Splitting his time between Las Vegas, the West Coast and Chicago, in November of 1989, Dominic Cortina (Born 1929) and Angelini, pled guilty to charges that they ran a multimillion dollar betting empire that took wagers on college and professional football, basketball and baseball games. (Others involved in the case included Joseph Rosengard, Joseph Spadavecchio Leonard Zullo, Raymond Tominello, Richard Catezone, Louis Parilli, and his brother, Charles Parilli) The group took in bets of up to $188,000 a day at 16 different locations in Chicago, Oak Park and Bensenville Illinois.
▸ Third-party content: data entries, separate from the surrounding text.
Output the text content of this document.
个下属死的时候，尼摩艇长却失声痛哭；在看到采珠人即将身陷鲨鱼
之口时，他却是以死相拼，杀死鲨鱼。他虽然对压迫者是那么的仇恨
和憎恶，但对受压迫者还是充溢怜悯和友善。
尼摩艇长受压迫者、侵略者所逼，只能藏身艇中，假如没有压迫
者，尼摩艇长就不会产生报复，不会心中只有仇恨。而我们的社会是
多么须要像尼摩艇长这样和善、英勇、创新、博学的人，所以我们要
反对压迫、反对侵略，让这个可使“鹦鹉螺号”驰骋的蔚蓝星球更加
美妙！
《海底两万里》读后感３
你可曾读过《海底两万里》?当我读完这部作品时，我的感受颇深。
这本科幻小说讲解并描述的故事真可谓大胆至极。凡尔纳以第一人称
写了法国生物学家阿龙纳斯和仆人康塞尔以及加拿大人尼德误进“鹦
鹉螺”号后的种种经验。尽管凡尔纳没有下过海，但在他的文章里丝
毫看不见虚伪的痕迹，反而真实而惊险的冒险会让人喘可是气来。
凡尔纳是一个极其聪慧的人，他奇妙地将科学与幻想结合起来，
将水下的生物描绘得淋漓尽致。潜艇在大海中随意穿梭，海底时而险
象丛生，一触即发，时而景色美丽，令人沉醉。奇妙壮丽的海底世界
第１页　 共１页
Cortina organized the ring, supervised the booking offices, gave large bettors telephone numbers to place their bets, and paid out and collected winning and losing wagers from special gamblers, according to the charges. Angelini provided the point spread, known as "the line," and took bets from gamblers outside the Chicago area. In one instance, Angelini took bets totaling $16,000 from one out-of-state bettor on the outcome of football games being played by Boston College, Clemson, Nebraska, Mississippi, Texas and Southern California.
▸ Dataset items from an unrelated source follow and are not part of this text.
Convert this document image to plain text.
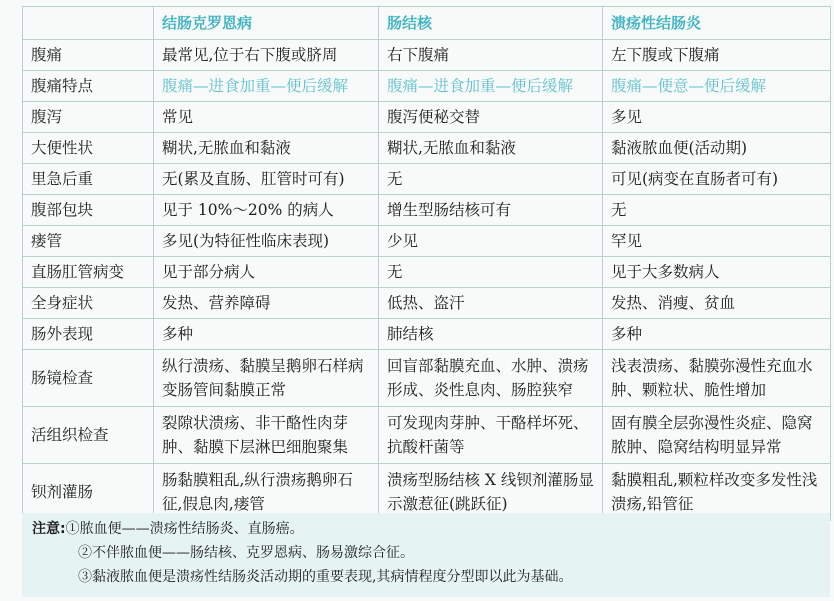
	结肠克罗恩病	肠结核	溃疡性结肠炎
腹痛	最常见,位于右下腹或脐周	右下腹痛	左下腹或下腹痛
腹痛特点	腹痛—进食加重—便后缓解	腹痛—进食加重—便后缓解	腹痛—便意—便后缓解
腹泻	常见	腹泻便秘交替	多见
大便性状	糊状,无脓血和黏液	糊状,无脓血和黏液	黏液脓血便(活动期)
里急后重	无(累及直肠、肛管时可有)	无	可见(病变在直肠者可有)
腹部包块	见于 10%～20% 的病人	增生型肠结核可有	无
瘘管	多见(为特征性临床表现)	少见	罕见
直肠肛管病变	见于部分病人	无	见于大多数病人
全身症状	发热、营养障碍	低热、盗汗	发热、消瘦、贫血
肠外表现	多种	肺结核	多种
肠镜检查	纵行溃疡、黏膜呈鹅卵石样病变肠管间黏膜正常	回盲部黏膜充血、水肿、溃疡形成、炎性息肉、肠腔狭窄	浅表溃疡、黏膜弥漫性充血水肿、颗粒状、脆性增加
活组织检查	裂隙状溃疡、非干酪性肉芽肿、黏膜下层淋巴细胞聚集	可发现肉芽肿、干酪样坏死、抗酸杆菌等	固有膜全层弥漫性炎症、隐窝脓肿、隐窝结构明显异常
钡剂灌肠	肠黏膜粗乱,纵行溃疡鹅卵石征,假息肉,瘘管	溃疡型肠结核 X 线钡剂灌肠显示激惹征(跳跃征)	黏膜粗乱,颗粒样改变多发性浅溃疡,铅管征
注意:①脓血便——溃疡性结肠炎、直肠癌。
②不伴脓血便——肠结核、克罗恩病、肠易激综合征。
③黏液脓血便是溃疡性结肠炎活动期的重要表现,其病情程度分型即以此为基础。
Joey Auippa, greedy and thoughtless, demanded that Angelini and his boss Dom Cortina to explore all avenues outside of Las Vegas in an effort to determine new "skimming possibilities." So Angelini found, eventually, the Rincon Indian reservation in California. In all likelihood, the Outfit would have passed on the Rincon reservation deal because it was such a disorganized mess, filled with tribal backbiting and politics. However, Angelini and DiFronzo came to the attention of the West Coast FBI after they made several messy collections out west. The Bureau taped their phones and gained information, most of it from the financier Richard Silberman who was involved with Angelini.
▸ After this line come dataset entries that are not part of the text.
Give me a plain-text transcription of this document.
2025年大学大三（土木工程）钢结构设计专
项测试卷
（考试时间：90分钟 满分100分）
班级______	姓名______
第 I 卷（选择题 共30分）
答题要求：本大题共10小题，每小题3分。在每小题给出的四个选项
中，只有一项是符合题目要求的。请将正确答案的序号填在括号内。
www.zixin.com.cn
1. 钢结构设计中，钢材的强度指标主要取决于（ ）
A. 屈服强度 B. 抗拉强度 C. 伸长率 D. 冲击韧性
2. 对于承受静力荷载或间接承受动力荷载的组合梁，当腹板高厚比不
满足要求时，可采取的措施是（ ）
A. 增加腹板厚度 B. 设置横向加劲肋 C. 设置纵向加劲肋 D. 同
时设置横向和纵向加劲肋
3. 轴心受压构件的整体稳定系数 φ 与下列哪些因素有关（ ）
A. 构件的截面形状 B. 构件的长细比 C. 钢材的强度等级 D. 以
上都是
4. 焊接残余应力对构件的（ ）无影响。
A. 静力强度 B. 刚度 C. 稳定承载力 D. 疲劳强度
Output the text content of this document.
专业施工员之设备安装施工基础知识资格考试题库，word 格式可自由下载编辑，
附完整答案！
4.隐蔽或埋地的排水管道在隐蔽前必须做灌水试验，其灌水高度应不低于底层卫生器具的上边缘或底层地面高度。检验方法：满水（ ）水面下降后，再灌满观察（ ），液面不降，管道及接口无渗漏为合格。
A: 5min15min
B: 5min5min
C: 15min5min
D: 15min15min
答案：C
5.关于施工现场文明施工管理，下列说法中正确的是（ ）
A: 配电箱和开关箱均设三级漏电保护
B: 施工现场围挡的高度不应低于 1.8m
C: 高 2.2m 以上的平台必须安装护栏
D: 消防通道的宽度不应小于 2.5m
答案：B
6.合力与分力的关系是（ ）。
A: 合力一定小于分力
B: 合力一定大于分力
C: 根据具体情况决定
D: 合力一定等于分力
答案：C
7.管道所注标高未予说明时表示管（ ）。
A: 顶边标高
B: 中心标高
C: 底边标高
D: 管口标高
The plan was to finance the tribe's venture into gambling, take over the operations, skim money from the casinos as well as use it to launder money from narcotics sales. Dom Angelini placed Chris Petti, the outfit's man in San Diego, in charge of the takeover. Petti, in turn, was to deal directly with Angelini's brother-in-law, Michael Caracci, a soldier in the DiFronzo crew. The two hoods fought endlessly and complained about each other to Chicago through the back channels. Caracci contacted Petti at the same San Diego pay phone they had been using for years, which, unknown to them the FBI had tapped years before in a different case. The FBI sent in an undercover agent named Peter Carmassi, who presented himself as a money launderer for a Columbian drug cartel. The Chicago mob, in the meantime, had decided that Rincon was a bust and wouldn’t put any money into it. However, they would allow Angelini and Petti to stay involved if they could find an outside source to finance the plan. Carmassi, the FBI agent, showed an interest. In several tape recorded and filmed meetings with undercover agent Carmassi, Petti laid out the entire scam to take over the Rincon reservation gambling concession.
On January 9, 1992, the government indicted Petti, DiFronzo, Carlisi and the reservation's lawyer, on 15 counts of criminal conspiracy. DiFronzo and Angelini were convicted and got a 37-month sentence, with fines approaching one million dollars. Carlisi, DiFronzo and Angelini would all go to prison in 1993 on federal racketeering charges.
Carlisi was eventually released from the case but Angelini and DiFronzo were convicted and each received 37 months for their part in the scheme. Both sentences were later reduced on appeal. Angelini died at age after fighting cancer for years. The Outfit never replaced Angelini out west and the position of Representato to Las Vegas is, by all accounts, no more.